LR1234 wrote:Its not oral by the way (I think its campath)
Aubagio is an oral therapy. Lemtrada is administered through infusions for five consecutive days when they begin the treatment and for another three days 12 months later. Patients probably will use Aubagio in the earlier phases of the disease, while Lemtrada is more likely to be used at a more advanced stage, neurologists say.
Sanofi draws fire over cost of MS drug Lemtrada
Wed, Oct 31 2012
Although Campath remains available free of charge to leukaemia patients, Sanofi's rare disease unit Genzyme pulled it off the market in September to prevent its unauthorised use as an MS drug. Analysts said the move would allow the company to adjust the price to match that of rival MS drugs on the market.

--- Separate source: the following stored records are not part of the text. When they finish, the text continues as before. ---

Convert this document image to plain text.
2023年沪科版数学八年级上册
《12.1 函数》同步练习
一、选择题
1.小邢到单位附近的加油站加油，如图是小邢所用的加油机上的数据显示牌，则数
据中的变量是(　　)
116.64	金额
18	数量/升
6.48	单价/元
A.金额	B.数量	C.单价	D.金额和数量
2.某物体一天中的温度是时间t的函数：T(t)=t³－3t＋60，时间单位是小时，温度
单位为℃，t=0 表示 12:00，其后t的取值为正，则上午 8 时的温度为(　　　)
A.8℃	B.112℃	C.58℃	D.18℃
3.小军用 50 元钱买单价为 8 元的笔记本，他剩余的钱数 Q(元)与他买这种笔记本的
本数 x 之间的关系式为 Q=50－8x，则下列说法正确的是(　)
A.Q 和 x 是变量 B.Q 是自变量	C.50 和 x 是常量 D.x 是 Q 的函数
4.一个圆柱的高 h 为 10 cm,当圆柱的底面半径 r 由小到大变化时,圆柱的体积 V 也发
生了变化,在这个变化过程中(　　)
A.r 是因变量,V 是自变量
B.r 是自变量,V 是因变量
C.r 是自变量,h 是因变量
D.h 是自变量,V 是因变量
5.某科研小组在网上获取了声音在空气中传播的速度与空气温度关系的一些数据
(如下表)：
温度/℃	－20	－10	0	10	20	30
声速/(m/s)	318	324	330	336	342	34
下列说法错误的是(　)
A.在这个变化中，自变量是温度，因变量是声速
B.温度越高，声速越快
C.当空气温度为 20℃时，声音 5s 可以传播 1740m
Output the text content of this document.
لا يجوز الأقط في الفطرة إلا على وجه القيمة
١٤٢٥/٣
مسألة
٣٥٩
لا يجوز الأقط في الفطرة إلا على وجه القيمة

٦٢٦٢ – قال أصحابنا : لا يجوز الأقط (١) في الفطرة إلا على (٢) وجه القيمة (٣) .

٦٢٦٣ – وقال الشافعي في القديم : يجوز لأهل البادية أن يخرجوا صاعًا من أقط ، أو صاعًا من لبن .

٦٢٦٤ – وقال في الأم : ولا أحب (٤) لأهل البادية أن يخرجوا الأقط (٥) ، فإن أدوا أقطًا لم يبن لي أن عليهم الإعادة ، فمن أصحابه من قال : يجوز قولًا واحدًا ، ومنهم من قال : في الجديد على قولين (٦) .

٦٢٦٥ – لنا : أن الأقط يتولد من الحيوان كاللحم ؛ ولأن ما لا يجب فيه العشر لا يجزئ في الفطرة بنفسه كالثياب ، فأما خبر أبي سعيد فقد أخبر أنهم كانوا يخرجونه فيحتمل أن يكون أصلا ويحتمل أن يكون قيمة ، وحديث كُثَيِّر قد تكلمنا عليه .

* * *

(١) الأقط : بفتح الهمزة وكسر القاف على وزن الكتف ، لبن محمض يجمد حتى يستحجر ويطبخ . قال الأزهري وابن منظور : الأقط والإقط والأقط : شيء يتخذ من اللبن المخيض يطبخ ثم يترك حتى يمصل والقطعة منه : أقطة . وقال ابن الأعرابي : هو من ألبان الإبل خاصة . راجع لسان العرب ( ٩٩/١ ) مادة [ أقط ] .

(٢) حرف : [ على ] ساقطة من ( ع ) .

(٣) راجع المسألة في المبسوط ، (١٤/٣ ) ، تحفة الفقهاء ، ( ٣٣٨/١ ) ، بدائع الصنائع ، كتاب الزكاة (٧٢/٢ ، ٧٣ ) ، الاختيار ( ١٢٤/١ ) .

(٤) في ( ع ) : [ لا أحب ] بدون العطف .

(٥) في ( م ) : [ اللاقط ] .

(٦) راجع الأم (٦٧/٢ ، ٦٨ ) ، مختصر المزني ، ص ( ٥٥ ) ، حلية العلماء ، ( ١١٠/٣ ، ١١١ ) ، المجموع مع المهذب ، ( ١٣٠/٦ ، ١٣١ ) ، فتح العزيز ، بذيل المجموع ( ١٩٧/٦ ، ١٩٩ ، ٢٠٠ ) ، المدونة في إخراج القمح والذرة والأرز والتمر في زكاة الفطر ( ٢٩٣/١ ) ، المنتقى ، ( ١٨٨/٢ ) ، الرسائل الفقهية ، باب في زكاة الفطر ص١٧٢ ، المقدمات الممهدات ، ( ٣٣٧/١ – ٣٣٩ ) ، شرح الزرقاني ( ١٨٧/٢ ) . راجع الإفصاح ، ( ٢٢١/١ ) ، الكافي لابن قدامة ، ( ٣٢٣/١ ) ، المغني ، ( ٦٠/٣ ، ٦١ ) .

A full course of Campath, which in 2011 had sales of $76 million, cost around $60,000 when given three times a week for up to 12 weeks, according to Genzyme. Lemtrada, instead, is given at less than half the dose of Campath for 5 consecutive days and then again for 3 days a year later. Since the drug has yet to be approved, it remains unclear how much Sanofi will charge for it.
The drug, which works by resetting a person's immune system, has shown in late-stage trials to be an effective treatment for MS patients who have failed to respond to other therapies. It has also shown to benefit people not previously treated for the disease, suggesting it could be used as a first-line MS therapy.
But patients need regular monitoring for serious side effects that can include infections and autoimmune diseases. "It's important that the appropriate safety monitoring is in place for patients who are prescribed Lemtrada," Genzyme's head of MS, Bill Sibold, told Reuters, responding to questions about the Lancet editorial. "Until an approved risk-management program is established, we believe the use of Lemtrada should only occur in clinical trials."